KuCoin, one of the world’s largest cryptocurrency exchanges, has pleaded guilty in the Southern District of New York to conspiracy to operate an unlicensed money-transmitting business. The exchange has agreed to pay $297.4 million in combined penalties and to exit the U.S. market for at least two years. Its founders, Chun Gan and Ke Tang, have been required to step down as part of a deferred prosecution agreement.
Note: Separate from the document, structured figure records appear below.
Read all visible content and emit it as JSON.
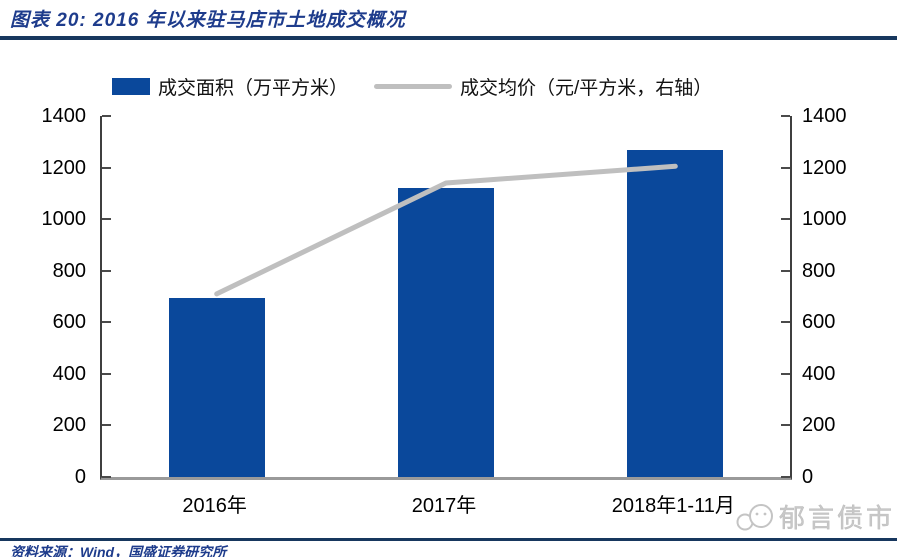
{
  "header": {
    "title": "图表 20: 2016 年以来驻马店市土地成交概况"
  },
  "legend": [
    {
      "label": "成交面积（万平方米）",
      "marker": "bar",
      "color": "#0a489b"
    },
    {
      "label": "成交均价（元/平方米，右轴）",
      "marker": "line",
      "color": "#bfbfbf"
    }
  ],
  "watermark": {
    "text": "郁言债市"
  },
  "footer": {
    "source": "资料来源：Wind，国盛证券研究所"
  },
  "colors": {
    "accent_navy": "#17375e",
    "bar_blue": "#0a489b",
    "line_gray": "#bfbfbf"
  },
  "chart_data": {
    "type": "combo",
    "categories": [
      "2016年",
      "2017年",
      "2018年1-11月"
    ],
    "series": [
      {
        "name": "成交面积（万平方米）",
        "type": "bar",
        "axis": "left",
        "color": "#0a489b",
        "values": [
          695,
          1120,
          1270
        ]
      },
      {
        "name": "成交均价（元/平方米，右轴）",
        "type": "line",
        "axis": "right",
        "color": "#bfbfbf",
        "values": [
          710,
          1140,
          1205
        ]
      }
    ],
    "left_axis": {
      "min": 0,
      "max": 1400,
      "step": 200,
      "ticks": [
        0,
        200,
        400,
        600,
        800,
        1000,
        1200,
        1400
      ]
    },
    "right_axis": {
      "min": 0,
      "max": 1400,
      "step": 200,
      "ticks": [
        0,
        200,
        400,
        600,
        800,
        1000,
        1200,
        1400
      ]
    },
    "grid": false,
    "legend_position": "top"
  }
}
The DOJ’s charges, originally filed in March 2024, alleged that KuCoin — operating through its parent entity PEKEN Global Limited — knowingly served U.S. customers without registering with FinCEN, implementing a BSA compliance programme, or conducting meaningful know-your-customer checks. The exchange earned approximately $184.5 million in fees from U.S. users alone during the relevant period.
The admitted facts are comprehensive. From 2017 through at least 2023, KuCoin had no effective KYC programme. Until August 2023, users could create accounts and trade with nothing more than an email address. The exchange did not file a single suspicious activity report in the United States — despite processing what the DOJ estimates at over $5 billion in suspicious transactions, including funds from darknet markets, ransomware operations, and sanctioned-jurisdiction wallets.
KuCoin’s approach to U.S. regulations was not passive ignorance. According to the complaint, the exchange’s leadership was aware of BSA requirements and made a deliberate decision to avoid compliance because implementing KYC would drive away users and reduce trading volume. Internal communications show discussions about how to market to U.S. customers while publicly claiming the exchange did not serve them — a dual approach that mirrors the strategy DOJ identified in the Binance case.
The resolution requires KuCoin to implement a comprehensive compliance programme, retain an independent compliance consultant, and provide DOJ with periodic reporting for a three-year probationary period. The founders’ exit from the company is a notable personal consequence that goes beyond financial penalties.
Another crypto exchange, another deliberate compliance failure
The KuCoin plea is the latest in a now-familiar pattern: a major offshore crypto exchange deliberately avoids U.S. AML requirements, profits from the regulatory gap, and eventually faces criminal liability when enforcement catches up. The sequence — Binance ($4.3B, 2023), BitMEX ($100M, 2021/2024), and now KuCoin ($297M, 2025) — establishes that the DOJ has both the appetite and the toolkit to pursue offshore exchanges that serve U.S. customers.
What continues to strike me, case after case, is the deliberateness. KuCoin did not accidentally fail to implement KYC. It chose not to, because compliance would have reduced its competitive advantage. This is the same calculation Binance made. It is the same calculation BitMEX made. And in each case, the exchange was aware of the legal requirements and made a conscious decision that the revenue from unverified users was worth the regulatory risk.
From a BSA compliance standpoint, the “email-only” account creation is particularly egregious. A financial services platform that allows users to transact with nothing more than an email address has, by definition, no ability to conduct customer due diligence, screen against sanctions lists, or identify suspicious activity. The entire compliance architecture depends on knowing who your customer is. Without that foundation, everything else is performative.
The $5 billion in suspicious transactions is a number that deserves attention. It suggests that a significant portion of KuCoin’s volume was illicit or at minimum suspicious — and that the exchange was either unable or unwilling to identify and report it. For the victims of ransomware attacks, darknet market fraud, and other crimes whose proceeds flowed through KuCoin, the exchange’s decision to forgo compliance was not a regulatory abstraction. It was a direct enabler of the crimes committed against them.